Selon un article du New York Times, les plans réformistes du prince héritier saoudien auraient été dictés par les résultats d'études approfondies de la maison mère du cabinet britannique controversé Cambridge Analytica.

Le prince héritier Mohamed Ben Salmane a-t-il accordé aux Saoudiennes le droit de conduire grâce à une étude de la société Strategic Communication Laboratories (SCL) ? Ce groupe basé à Londres est la maison mère du cabinet britannique Cambridge Analytica (CA). Au cœur de plusieurs scandales, dont celui sur l’exploitation de données d'utilisateurs de Facebook à des fins politiques, CA a mis fin à ses opérations début mai.

Un article du quotidien amércain New York Times (NYT), daté du 31 mai, révèle que SCL a mené une étude très détaillée de la population saoudienne, à la demande du pouvoir royal. Et ce, à partir de 2015, année de la montée sur le trône du roi Salmane et du début de la montée en puissance de l’actuel prince héritier Mohammed ben Salmane, dit MBS. Devenu l’homme fort du pays, il a engagé la monarchie dans un plan de réformes économiques et sociales baptisé "Vision   2030", destiné à limiter la dépendance saoudienne au pétrole.

Les ambitions de modernisation du prince héritier, qui s’est façonné une image de réformateur éclairé dans un pays ultra-conservateur, alors que ses détracteurs l’accusent de chercher à verrouiller le pouvoir, auraient en réalité été dictées par les résultats d’études psychologiques.

Un manuel "machiavélique"

Selon le NYT, SCL a en effet fourni une feuille de route psychologique de l’Arabie saoudite et testé la faisabilité d’éventuelles réformes et leur impact sur la stabilité interne du pays. Parmi les propositions étudiées figurent notamment la fin de l’interdiction des cinémas dans le royaume, désormais levée par MBS. Une autre proposition concernait l’autorisation des Saoudiennes à conduire, qui sera effective le 24 juin, dans le dernier pays au monde qui interdisait aux femmes de prendre le volant.

Le NYT cite dans son article un consultant occidental, non impliqué dans le projet, qui qualifie le rapport de SCL de "machiavélique", le décrivant comme un manuel permettant aux monarques de gérer le ressentiment populaire en sachant où et quand lâcher du lest.
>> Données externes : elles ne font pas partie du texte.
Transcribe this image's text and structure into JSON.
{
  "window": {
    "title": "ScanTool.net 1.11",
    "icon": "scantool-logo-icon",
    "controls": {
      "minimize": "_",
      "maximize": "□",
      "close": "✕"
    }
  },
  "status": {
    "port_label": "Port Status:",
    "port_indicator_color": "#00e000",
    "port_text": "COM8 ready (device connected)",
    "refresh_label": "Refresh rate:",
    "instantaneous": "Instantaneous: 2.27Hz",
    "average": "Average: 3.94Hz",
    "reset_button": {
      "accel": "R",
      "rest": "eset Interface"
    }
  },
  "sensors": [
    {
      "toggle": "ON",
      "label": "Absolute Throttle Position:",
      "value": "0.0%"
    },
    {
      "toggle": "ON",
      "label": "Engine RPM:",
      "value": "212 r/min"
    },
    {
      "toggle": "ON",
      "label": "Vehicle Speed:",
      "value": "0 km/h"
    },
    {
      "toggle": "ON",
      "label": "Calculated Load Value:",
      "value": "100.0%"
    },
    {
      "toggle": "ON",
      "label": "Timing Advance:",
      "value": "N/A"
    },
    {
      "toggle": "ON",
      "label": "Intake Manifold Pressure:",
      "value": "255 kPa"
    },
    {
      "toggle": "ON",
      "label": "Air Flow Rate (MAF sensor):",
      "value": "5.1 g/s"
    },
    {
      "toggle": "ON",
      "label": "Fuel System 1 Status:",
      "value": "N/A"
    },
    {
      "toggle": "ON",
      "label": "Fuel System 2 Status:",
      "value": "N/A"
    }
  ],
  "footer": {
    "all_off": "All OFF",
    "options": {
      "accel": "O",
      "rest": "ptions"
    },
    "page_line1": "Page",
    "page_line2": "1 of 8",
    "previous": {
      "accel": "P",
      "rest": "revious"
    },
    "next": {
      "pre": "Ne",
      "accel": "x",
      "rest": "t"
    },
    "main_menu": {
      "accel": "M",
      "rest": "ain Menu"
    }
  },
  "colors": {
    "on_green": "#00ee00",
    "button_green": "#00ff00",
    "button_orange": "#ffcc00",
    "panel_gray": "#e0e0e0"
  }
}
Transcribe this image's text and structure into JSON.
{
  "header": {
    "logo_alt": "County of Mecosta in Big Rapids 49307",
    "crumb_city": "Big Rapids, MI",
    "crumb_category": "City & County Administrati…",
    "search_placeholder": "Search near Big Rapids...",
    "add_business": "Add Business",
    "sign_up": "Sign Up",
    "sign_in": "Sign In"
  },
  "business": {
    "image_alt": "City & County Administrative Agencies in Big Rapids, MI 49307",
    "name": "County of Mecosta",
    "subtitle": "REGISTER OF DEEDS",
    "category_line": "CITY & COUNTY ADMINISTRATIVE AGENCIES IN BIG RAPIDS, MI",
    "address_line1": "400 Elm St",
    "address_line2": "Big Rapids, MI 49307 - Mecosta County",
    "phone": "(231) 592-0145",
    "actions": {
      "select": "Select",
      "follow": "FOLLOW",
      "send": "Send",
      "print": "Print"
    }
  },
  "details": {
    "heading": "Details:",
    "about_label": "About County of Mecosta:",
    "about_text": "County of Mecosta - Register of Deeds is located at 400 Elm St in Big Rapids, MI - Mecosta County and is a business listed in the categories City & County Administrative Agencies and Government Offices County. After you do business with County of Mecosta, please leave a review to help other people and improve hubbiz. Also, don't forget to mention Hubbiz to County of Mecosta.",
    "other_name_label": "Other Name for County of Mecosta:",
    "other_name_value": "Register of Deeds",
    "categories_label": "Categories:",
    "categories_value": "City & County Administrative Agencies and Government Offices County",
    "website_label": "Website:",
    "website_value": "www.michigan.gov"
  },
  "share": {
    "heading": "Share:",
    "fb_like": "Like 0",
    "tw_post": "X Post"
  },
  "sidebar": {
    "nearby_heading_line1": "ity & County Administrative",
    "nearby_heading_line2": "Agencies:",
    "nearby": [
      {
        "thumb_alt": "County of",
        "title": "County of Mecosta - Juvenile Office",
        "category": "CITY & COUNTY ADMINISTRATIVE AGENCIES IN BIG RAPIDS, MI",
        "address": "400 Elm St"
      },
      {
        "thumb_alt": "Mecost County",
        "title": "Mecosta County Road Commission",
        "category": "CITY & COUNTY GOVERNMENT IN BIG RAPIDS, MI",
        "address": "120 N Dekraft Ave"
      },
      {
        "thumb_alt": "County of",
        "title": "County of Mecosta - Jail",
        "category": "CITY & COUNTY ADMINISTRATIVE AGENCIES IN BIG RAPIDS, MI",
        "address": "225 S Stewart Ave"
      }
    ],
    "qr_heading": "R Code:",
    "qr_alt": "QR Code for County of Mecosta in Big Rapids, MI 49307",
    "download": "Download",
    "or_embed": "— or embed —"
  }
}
Selon lui, les auteurs du rapport ont fait appel à des dizaines de panels pour étudier les niveaux de frustration et de satisfaction de la population, la légitimité de la famille royale et la structure politique de la pétromonarchie, et en conclure qu'il y avait un mécontentement généralisé dans le pays.

Opportunisme ou convictions sincères ? Difficile de le savoir, mais l'idée que se sont les résultats des études qui ont convaincu MBS de passer à l’action sans risque, laissent planer un doute sur ses intentions réelles.
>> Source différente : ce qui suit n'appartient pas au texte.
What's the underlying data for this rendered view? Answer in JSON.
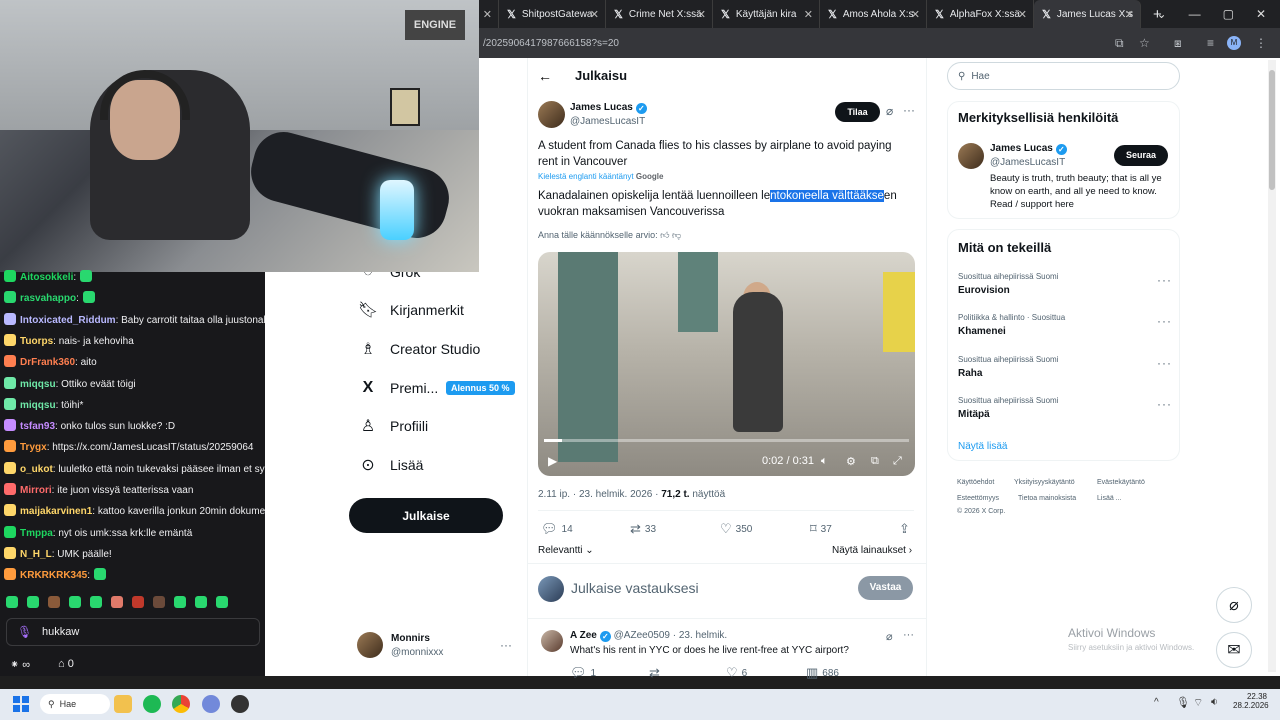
{
  "browser": {
    "tabs": [
      {
        "label": "ShitpostGatewa"
      },
      {
        "label": "Crime Net X:ssä"
      },
      {
        "label": "Käyttäjän kira"
      },
      {
        "label": "Amos Ahola X:s"
      },
      {
        "label": "AlphaFox X:ssä"
      },
      {
        "label": "James Lucas X:s",
        "active": true
      }
    ],
    "url": "/2025906417987666158?s=20",
    "new_tab": "+"
  },
  "stream": {
    "webcam_sign": "ENGINE",
    "chat": [
      {
        "user": "Aitosokkeli",
        "text": ":",
        "color": "#1ed760",
        "emote": true
      },
      {
        "user": "rasvahappo",
        "text": ":",
        "color": "#29d86f",
        "emote": true
      },
      {
        "user": "Intoxicated_Riddum",
        "text": ": Baby carrotit taitaa olla juustonaksuj",
        "color": "#b9b9ff"
      },
      {
        "user": "Tuorps",
        "text": ": nais- ja kehoviha",
        "color": "#ffd76a"
      },
      {
        "user": "DrFrank360",
        "text": ": aito",
        "color": "#ff7f50"
      },
      {
        "user": "miqqsu",
        "text": ": Ottiko eväät töigi",
        "color": "#6fe9a8"
      },
      {
        "user": "miqqsu",
        "text": ": töihi*",
        "color": "#6fe9a8"
      },
      {
        "user": "tsfan93",
        "text": ": onko tulos sun luokke? :D",
        "color": "#c58cff"
      },
      {
        "user": "Trygx",
        "text": ": https://x.com/JamesLucasIT/status/20259064",
        "color": "#ff9b3d"
      },
      {
        "user": "o_ukot",
        "text": ": luuletko että noin tukevaksi pääsee ilman et syö k",
        "color": "#ffd76a"
      },
      {
        "user": "Mirrori",
        "text": ": ite juon vissyä teatterissa vaan",
        "color": "#ff6b6b"
      },
      {
        "user": "maijakarvinen1",
        "text": ": kattoo kaverilla jonkun 20min dokumentin",
        "color": "#ffd76a"
      },
      {
        "user": "Tmppa",
        "text": ": nyt ois umk:ssa krk:lle emäntä",
        "color": "#1ed760"
      },
      {
        "user": "N_H_L",
        "text": ": UMK päälle!",
        "color": "#ffd76a"
      },
      {
        "user": "KRKRKRK345",
        "text": ":",
        "color": "#ff9b3d",
        "emote": true
      }
    ],
    "chat_input": "hukkaw",
    "viewers": "∞",
    "points": "0"
  },
  "nav": {
    "items": [
      {
        "label": "Grok",
        "icon": "grok-icon"
      },
      {
        "label": "Kirjanmerkit",
        "icon": "bookmark-icon"
      },
      {
        "label": "Creator Studio",
        "icon": "creator-studio-icon"
      },
      {
        "label": "Premi...",
        "icon": "x-logo-icon"
      },
      {
        "label": "Profiili",
        "icon": "profile-icon"
      },
      {
        "label": "Lisää",
        "icon": "more-circle-icon"
      }
    ],
    "premium_badge": "Alennus 50 %",
    "post_button": "Julkaise",
    "account": {
      "name": "Monnirs",
      "handle": "@monnixxx"
    }
  },
  "post": {
    "header_title": "Julkaisu",
    "author_name": "James Lucas",
    "author_handle": "@JamesLucasIT",
    "order_button": "Tilaa",
    "text_line1": "A student from Canada flies to his classes by airplane to avoid paying",
    "text_line2": "rent in Vancouver",
    "translated_by": "Kielestä englanti kääntänyt",
    "google": "Google",
    "translation_pre": "Kanadalainen opiskelija lentää luennoilleen le",
    "translation_sel": "ntokoneella välttääkse",
    "translation_post": "en",
    "translation_line2": "vuokran maksamisen Vancouverissa",
    "rate_prompt": "Anna tälle käännökselle arvio:",
    "video_time": "0:02 / 0:31",
    "meta_time": "2.11 ip. · 23. helmik. 2026 ·",
    "meta_views": "71,2 t.",
    "meta_views_label": "näyttöä",
    "replies": "14",
    "reposts": "33",
    "likes": "350",
    "bookmarks": "37",
    "relevance": "Relevantti",
    "show_quotes": "Näytä lainaukset",
    "reply_placeholder": "Julkaise vastauksesi",
    "reply_button": "Vastaa"
  },
  "reply": {
    "name": "A Zee",
    "handle": "@AZee0509 · 23. helmik.",
    "text": "What's his rent in YYC or does he live rent-free at YYC airport?",
    "replies": "1",
    "likes": "6",
    "views": "686"
  },
  "sidebar": {
    "search_placeholder": "Hae",
    "people_title": "Merkityksellisiä henkilöitä",
    "person_name": "James Lucas",
    "person_handle": "@JamesLucasIT",
    "follow_button": "Seuraa",
    "person_bio": "Beauty is truth, truth beauty; that is all ye know on earth, and all ye need to know. Read / support here",
    "trending_title": "Mitä on tekeillä",
    "trends": [
      {
        "context": "Suosittua aihepiirissä Suomi",
        "name": "Eurovision"
      },
      {
        "context": "Politiikka & hallinto · Suosittua",
        "name": "Khamenei"
      },
      {
        "context": "Suosittua aihepiirissä Suomi",
        "name": "Raha"
      },
      {
        "context": "Suosittua aihepiirissä Suomi",
        "name": "Mitäpä"
      }
    ],
    "show_more": "Näytä lisää",
    "footer": [
      "Käyttöehdot",
      "Yksityisyyskäytäntö",
      "Evästekäytäntö",
      "Esteettömyys",
      "Tietoa mainoksista",
      "Lisää ...",
      "© 2026 X Corp."
    ]
  },
  "windows": {
    "activate_title": "Aktivoi Windows",
    "activate_sub": "Siirry asetuksiin ja aktivoi Windows.",
    "search": "Hae",
    "time": "22.38",
    "date": "28.2.2026"
  }
}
D’autant plus qu’après avoir sorti la carte de l'émancipation des femmes en les autorisant à créer leur entreprise ou à entrer dans les stades, le prince héritier semble faire machine arrière. Depuis quinze jours, une dizaine de militantes ont été placées en détention. Et parmi elles, de grandes figures de la cause féminine que les médias d'État les ont qualifiées de "traîtres".